La conseguenza principale di questi meccanismi psicologici e sociali è la segregazione lavorativa, con un più probabile accesso al potere e alla ricchezza per gli uomini.

Negli ultimi anni la segregazione lavorativa si è modificata a causa della spinta che il mercato del lavoro ha esercitato sulle donne: la rinuncia al lavoro casalingo non retribuito per lavori esterni pagati ha redistribuito almeno parzialmente i carichi familiari fra uomo e donna, ma ha lasciato emergere potentemente la segregazione nei lavori retribuiti e le relazioni di potere, sistematicamente distorte a favore del genere maschile (Cohen, 2004).

I settori a maggior concentrazione femminile sono quelli del servizio domestico e
alberghiero, della salute, del commercio, dell’istruzione.
Gli uomini, invece, si concentrano soprattutto nei settori delle costruzioni, manifatturiero, dei trasporti, agricolo e finanziario.

Poche sono le attività che possono essere definite realmente miste.
In particolare, la partecipazione femminile è concentrata in ditte di piccole dimensioni, oppure in ambito pubblico.

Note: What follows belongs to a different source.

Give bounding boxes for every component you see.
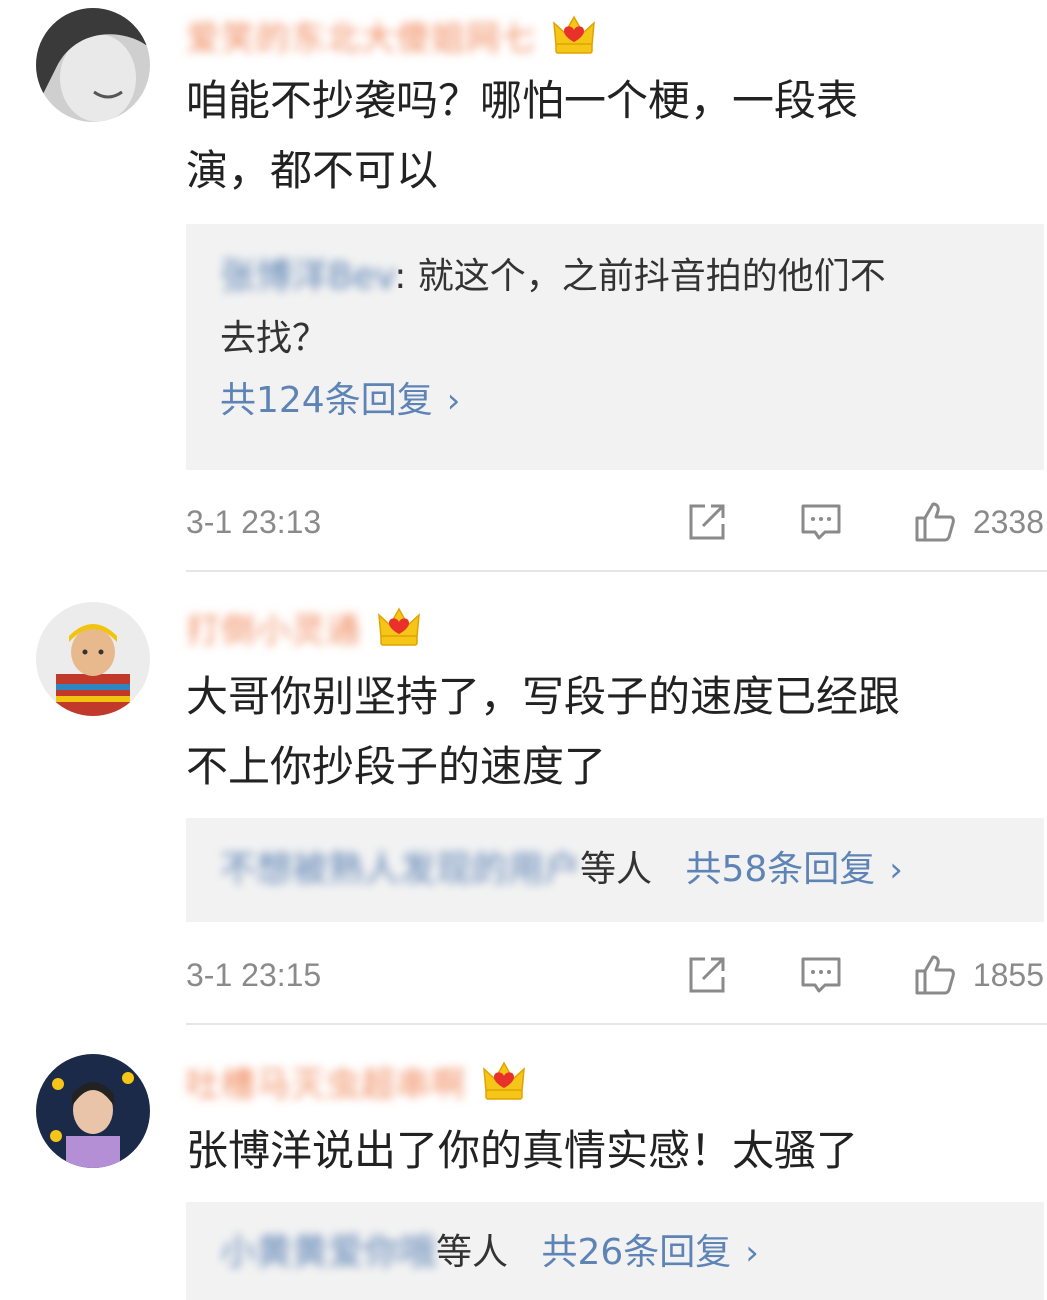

Fra il 60 ed il 70 per cento delle posizioni apicali è occupato da uomini. Nell’analisi della segregazione orizzontale, Messing (1998, 1999) ha rilevato che anche in ambiti lavorativi diversi vi è una tendenza a far svolgere agli uomini mansioni con un rischio maggiormente visibile, ma non necessariamente maggiore.

La segregazione comporta un’esposizione diversa per tipologia di rischi lavorativi, intensità e durata. In sintesi, sempre secondo Messing (1999), il lavoro femminile è caratterizzato da azioni ripetitive, monotone, con uno sforzo statico e
multiple responsabilità contemporanee che minacciano sia la salute fisica, sia quella mentale; gli spazi, gli equipaggiamenti e i ritmi di lavoro derivano da un’organizzazione del lavoro e una dotazione d’attrezzatura creati per una popolazione maschile. La segregazione delle mansioni tra lavoratore e lavoratrice rende il lavoro più monotono, nel quale le mansioni sono rigidamente assegnate ed espone sia i maschi che le femmine a rischi maggiori per la ripetizione degli interventi di propria competenza.